3. The anti-blocking multistage rotary screening device for steel ball processing according to claim 1, characterized in that: the telescopic rod (1.4) comprises an upper screw rod (1.4.1), the upper end of the upper screw rod (1.4.1) is hinged with the blanking channel (1.3), the lower end of the upper screw rod (1.4.1) is in threaded connection with a threaded sleeve (1.4.2), the other end of the threaded sleeve (1.4.2) is in threaded connection with a lower screw rod (1.4.3), and the lower screw rod (1.4.3) is fixed on the first support (1.5); the thread turning directions of the upper screw (1.4.1) and the lower screw (1.4.3) are opposite.

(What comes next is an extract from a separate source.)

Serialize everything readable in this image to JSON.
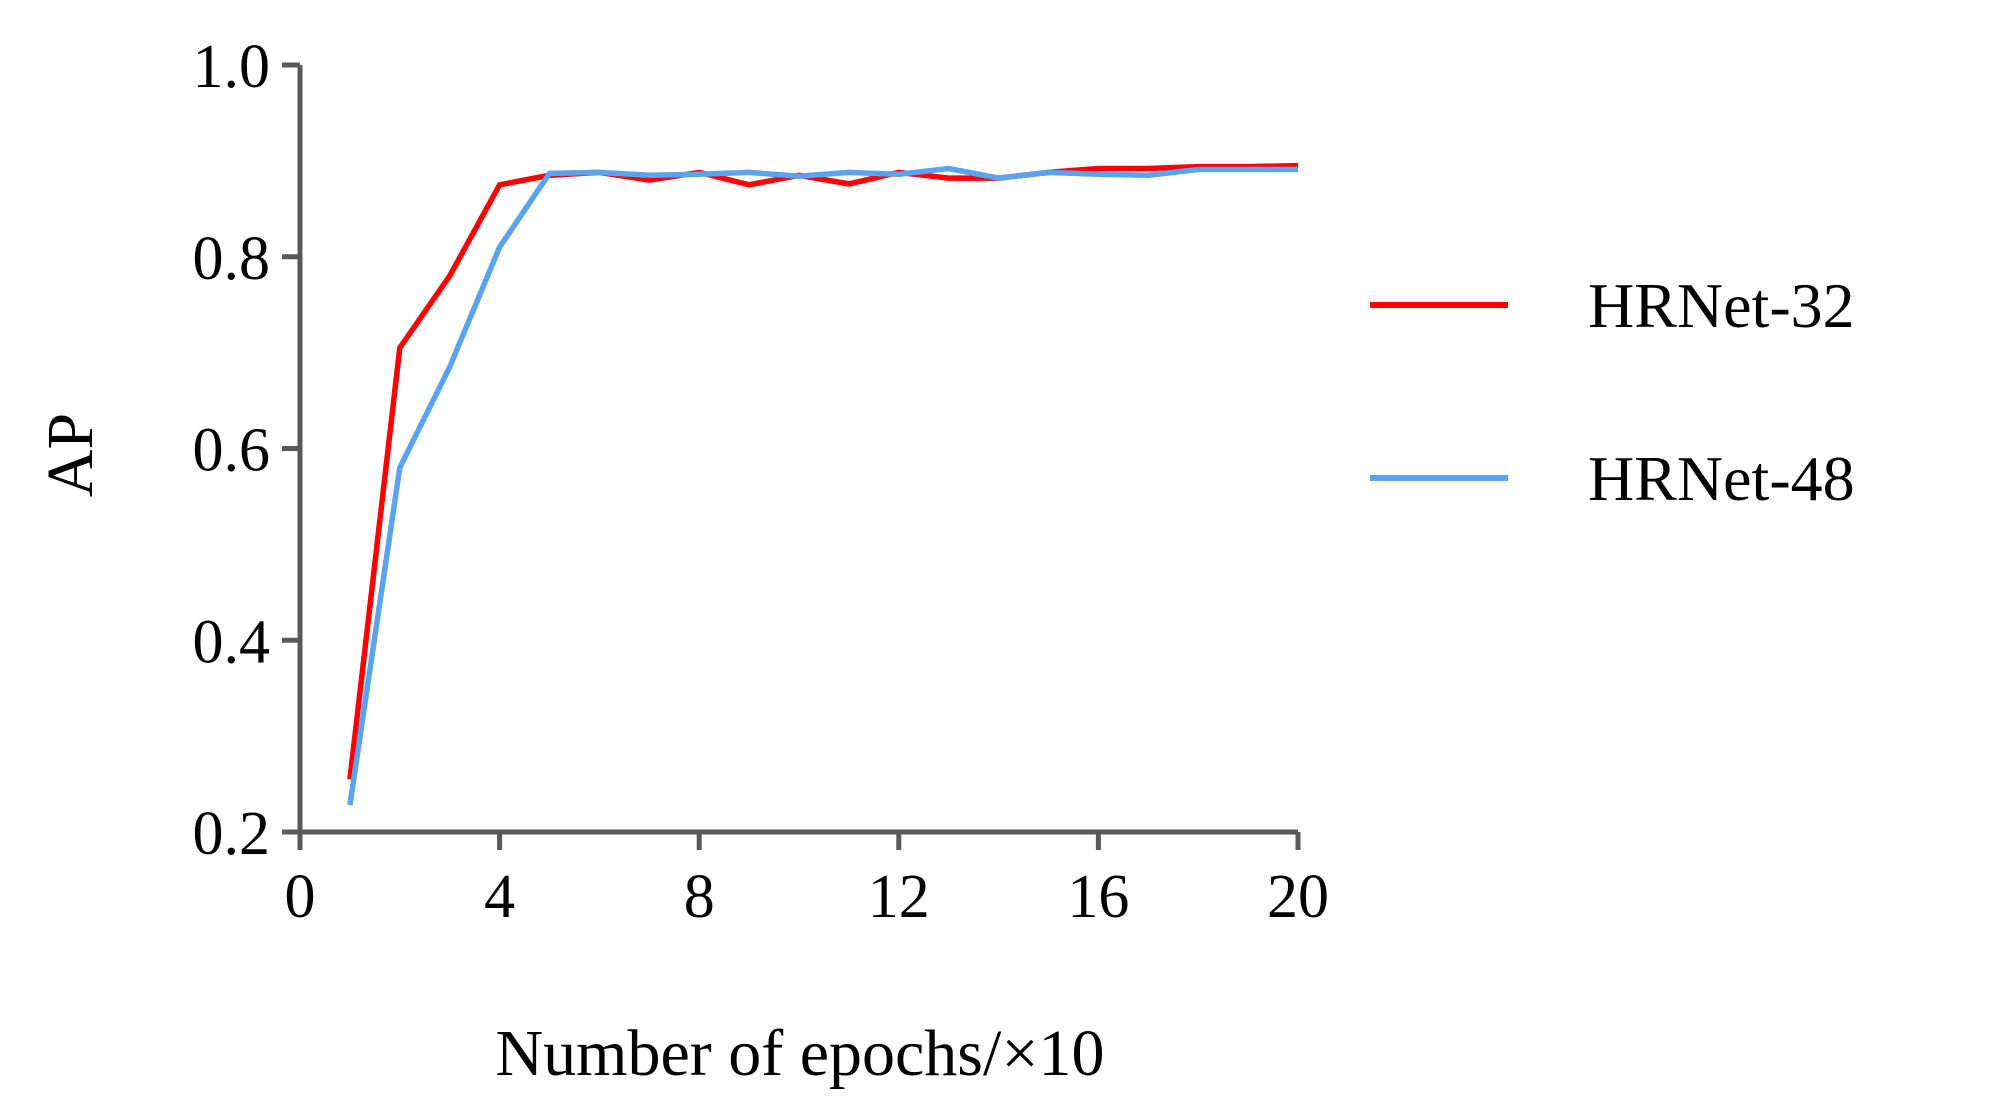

4. The anti-blocking multistage rotary screening device for steel ball processing according to claim 1, characterized in that: locating plate (1.9) are fixed with about lieing in blanking passageway (1.3) on first support (1.5), are fixed with support column (1.10) between two locating plates (1.9), and support column (1.10) support blanking passageway (1.3).

5. The anti-blocking multistage rotary screening device for steel ball processing according to claim 1, characterized in that: the screen drum (2.3) comprises a fixed ring plate (2.3.1), a plurality of connecting columns (2.3.2) are welded on the inner ring of the fixed ring plate (2.3.1) in the circumferential direction, and a gap for passing through a material supply head is reserved between every two adjacent connecting columns (2.3.2).